VAMPİRİN GÖZYAŞLARI #Wattys20...

By mrsiceblue

42.6K 606 691

« 30 yaşındaki Jade 7 yıl önce paranormal bir şekilde öldürülen sevgilisinin katilini araştırırken bütün del... More

❝ TANITIM ❞
1. Bölüm "Mektup"
2. Bölüm - ''O'nu gördüm."
3. Bölüm - "Sen Kimsin, Nesin?"
4.Bölüm -"Karanlık kişilik"
6.Bölüm - "Bana benziyor..."

5. Bölüm - "Kolye"

4K 53 72
By mrsiceblue

                                      " BALDAN TATLI YENİ OKUYUCULARIMA:

Öncelikle sevgili yeni okuyucularım, sizin güzel yorumlarınızı dün gördüm Allahım!*-*

Yaptığınız her yorum beni benden aldı. Çoğunuza cevap yazsam da, bir çoğunuza cevap yazacak zaman bulamadım.
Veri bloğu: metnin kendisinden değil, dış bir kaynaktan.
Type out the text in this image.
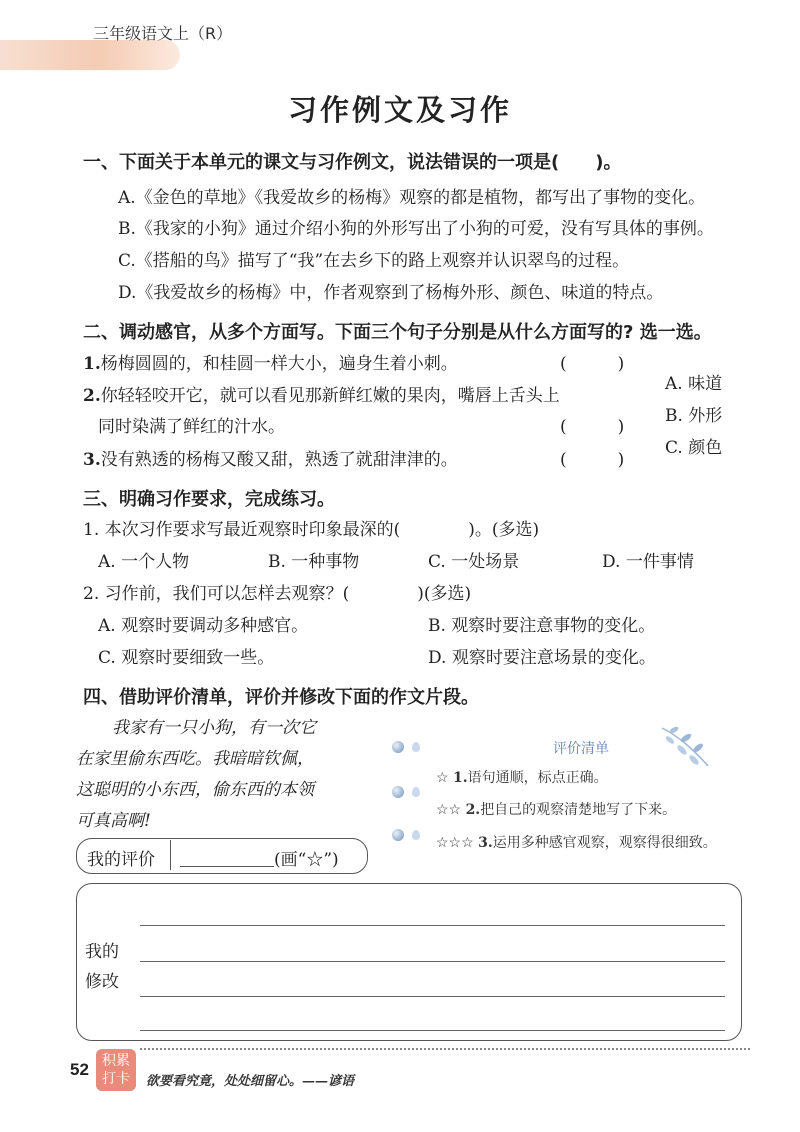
三年级语文上（R）
习作例文及习作
一、下面关于本单元的课文与习作例文，说法错误的一项是(　　)。
A.《金色的草地》《我爱故乡的杨梅》观察的都是植物，都写出了事物的变化。
B.《我家的小狗》通过介绍小狗的外形写出了小狗的可爱，没有写具体的事例。
C.《搭船的鸟》描写了“我”在去乡下的路上观察并认识翠鸟的过程。
D.《我爱故乡的杨梅》中，作者观察到了杨梅外形、颜色、味道的特点。
二、调动感官，从多个方面写。下面三个句子分别是从什么方面写的? 选一选。
1.杨梅圆圆的，和桂圆一样大小，遍身生着小刺。	(　　　)
2.你轻轻咬开它，就可以看见那新鲜红嫩的果肉，嘴唇上舌头上
同时染满了鲜红的汁水。	(　　　)
3.没有熟透的杨梅又酸又甜，熟透了就甜津津的。	(　　　)
A. 味道
B. 外形
C. 颜色
三、明确习作要求，完成练习。
1. 本次习作要求写最近观察时印象最深的(　　　　)。(多选)
A. 一个人物	B. 一种事物	C. 一处场景	D. 一件事情
2. 习作前，我们可以怎样去观察？(　　　　)(多选)
A. 观察时要调动多种感官。	B. 观察时要注意事物的变化。
C. 观察时要细致一些。	D. 观察时要注意场景的变化。
四、借助评价清单，评价并修改下面的作文片段。
我家有一只小狗，有一次它
在家里偷东西吃。我暗暗钦佩，
这聪明的小东西，偷东西的本领
可真高啊!
评价清单
☆ 1.语句通顺，标点正确。
☆☆ 2.把自己的观察清楚地写了下来。
☆☆☆ 3.运用多种感官观察，观察得很细致。
我的评价	(画“☆”)
我的
修改
52 积累
打卡	欲要看究竟，处处细留心。——谚语
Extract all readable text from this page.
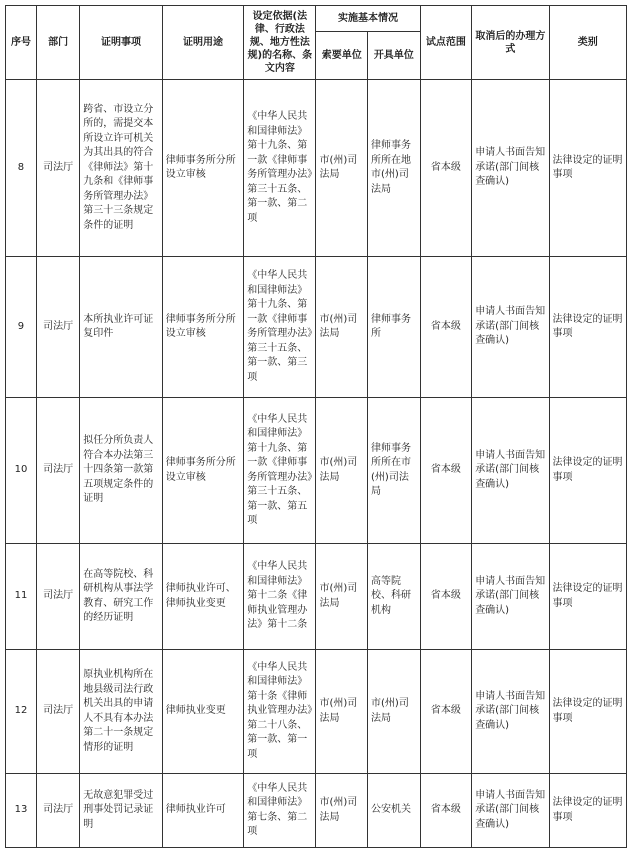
序号	部门	证明事项	证明用途	设定依据(法律、行政法规、地方性法规)的名称、条文内容	实施基本情况		试点范围	取消后的办理方式	类别
					索要单位	开具单位			
8	司法厅	跨省、市设立分所的，需提交本所设立许可机关为其出具的符合《律师法》第十九条和《律师事务所管理办法》第三十三条规定条件的证明	律师事务所分所设立审核	《中华人民共和国律师法》第十九条、第一款《律师事务所管理办法》第三十五条、第一款、第二项	市(州)司法局	律师事务所所在地市(州)司法局	省本级	申请人书面告知承诺(部门间核查确认)	法律设定的证明事项
9	司法厅	本所执业许可证复印件	律师事务所分所设立审核	《中华人民共和国律师法》第十九条、第一款《律师事务所管理办法》第三十五条、第一款、第三项	市(州)司法局	律师事务所	省本级	申请人书面告知承诺(部门间核查确认)	法律设定的证明事项
10	司法厅	拟任分所负责人符合本办法第三十四条第一款第五项规定条件的证明	律师事务所分所设立审核	《中华人民共和国律师法》第十九条、第一款《律师事务所管理办法》第三十五条、第一款、第五项	市(州)司法局	律师事务所所在市(州)司法局	省本级	申请人书面告知承诺(部门间核查确认)	法律设定的证明事项
11	司法厅	在高等院校、科研机构从事法学教育、研究工作的经历证明	律师执业许可、律师执业变更	《中华人民共和国律师法》第十二条《律师执业管理办法》第十二条	市(州)司法局	高等院校、科研机构	省本级	申请人书面告知承诺(部门间核查确认)	法律设定的证明事项
12	司法厅	原执业机构所在地县级司法行政机关出具的申请人不具有本办法第二十一条规定情形的证明	律师执业变更	《中华人民共和国律师法》第十条《律师执业管理办法》第二十八条、第一款、第一项	市(州)司法局	市(州)司法局	省本级	申请人书面告知承诺(部门间核查确认)	法律设定的证明事项
13	司法厅	无故意犯罪受过刑事处罚记录证明	律师执业许可	《中华人民共和国律师法》第七条、第二项	市(州)司法局	公安机关	省本级	申请人书面告知承诺(部门间核查确认)	法律设定的证明事项
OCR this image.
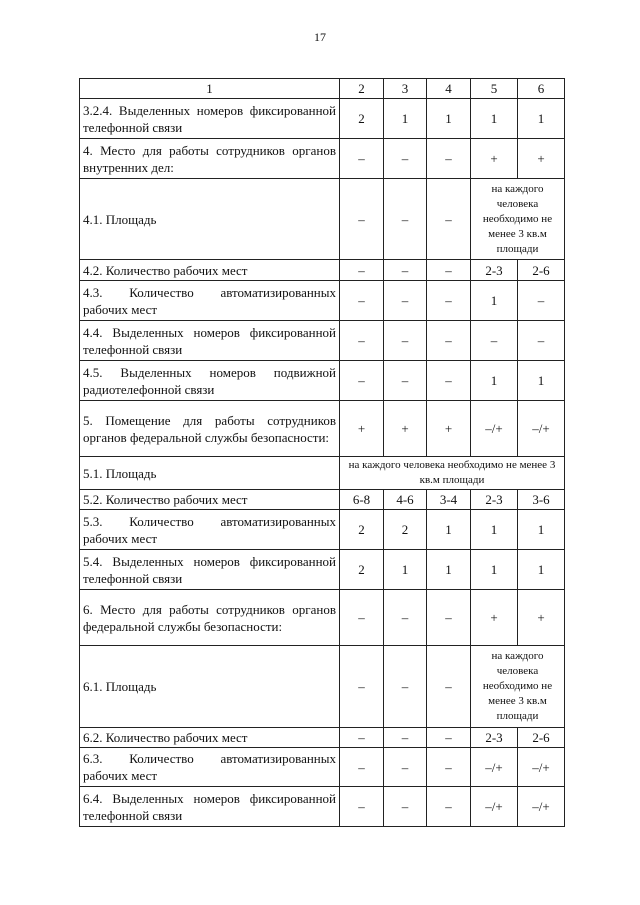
17
1	2	3	4	5	6
3.2.4. Выделенных номеров фиксированной телефонной связи	2	1	1	1	1
4. Место для работы сотрудников органов внутренних дел:	–	–	–	+	+
4.1. Площадь	–	–	–	на каждого человека необходимо не менее 3 кв.м площади	
4.2. Количество рабочих мест	–	–	–	2-3	2-6
4.3. Количество автоматизированных рабочих мест	–	–	–	1	–
4.4. Выделенных номеров фиксированной телефонной связи	–	–	–	–	–
4.5. Выделенных номеров подвижной радиотелефонной связи	–	–	–	1	1
5. Помещение для работы сотрудников органов федеральной службы безопасности:	+	+	+	–/+	–/+
5.1. Площадь	на каждого человека необходимо не менее 3 кв.м площади				
5.2. Количество рабочих мест	6-8	4-6	3-4	2-3	3-6
5.3. Количество автоматизированных рабочих мест	2	2	1	1	1
5.4. Выделенных номеров фиксированной телефонной связи	2	1	1	1	1
6. Место для работы сотрудников органов федеральной службы безопасности:	–	–	–	+	+
6.1. Площадь	–	–	–	на каждого человека необходимо не менее 3 кв.м площади	
6.2. Количество рабочих мест	–	–	–	2-3	2-6
6.3. Количество автоматизированных рабочих мест	–	–	–	–/+	–/+
6.4. Выделенных номеров фиксированной телефонной связи	–	–	–	–/+	–/+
Her gün arttınız gerçekten şu an Hikayem 150 den 1 hafta içine   400 oldu ve bunun için öncellikle @Vote_Yorum_Merkezi ailesine canı gönülden teşekkür       ediyorum. Beni hem muhteşem, emeğe değer veren okuyucularla ve aynın zamanda da       mükemmel yazarlarla tanıştırdığı için. Sizi çok seviyorum ve bana yazmam için bir kez daha cesaret verdiğiniz için çok ama çok teşekkür ederim beni nasıl mutlu ettiniz anlatamam. Yazdığınız yorumların birinde bile moralimi bozacak herhangi bir şey görmedim. Güzel insanlar, size çok teşekkür ederim gerçekten. Hikayeyi durdurmayı düşündüğüm halde devam etmemi sağlayan güzel okuyucularım gerçekten o değerli zamanınızdan birazını benim hikayeme ayırdığınız için çok ama çok teşekkür ediyorum. \(^.^)/ VE ÇOKTA ÖZÜR DİLİYORUM CANLARIM BÖLÜM GEÇİKTİRDİĞİM VE YORUMLARINIZIN TAMAMINA CEVAP VEREMEDİĞİM İÇİN ZATEN ÇOĞUNUZU DAHA DÜN GÖRDÜM VE BİR AN ÖNCE HİKAYEYİ TAMAMLAMAYA ÇALIŞTIM. HATALARIMI MARUZ GÖRÜN, SİZİN İÇİN ACELE ETTİM ÇÜNKÜ BİR AN ÖNCE SİZLERE TEŞEKKÜRÜMÜ SUNMAK İÇİN KIVRANIYORDUM.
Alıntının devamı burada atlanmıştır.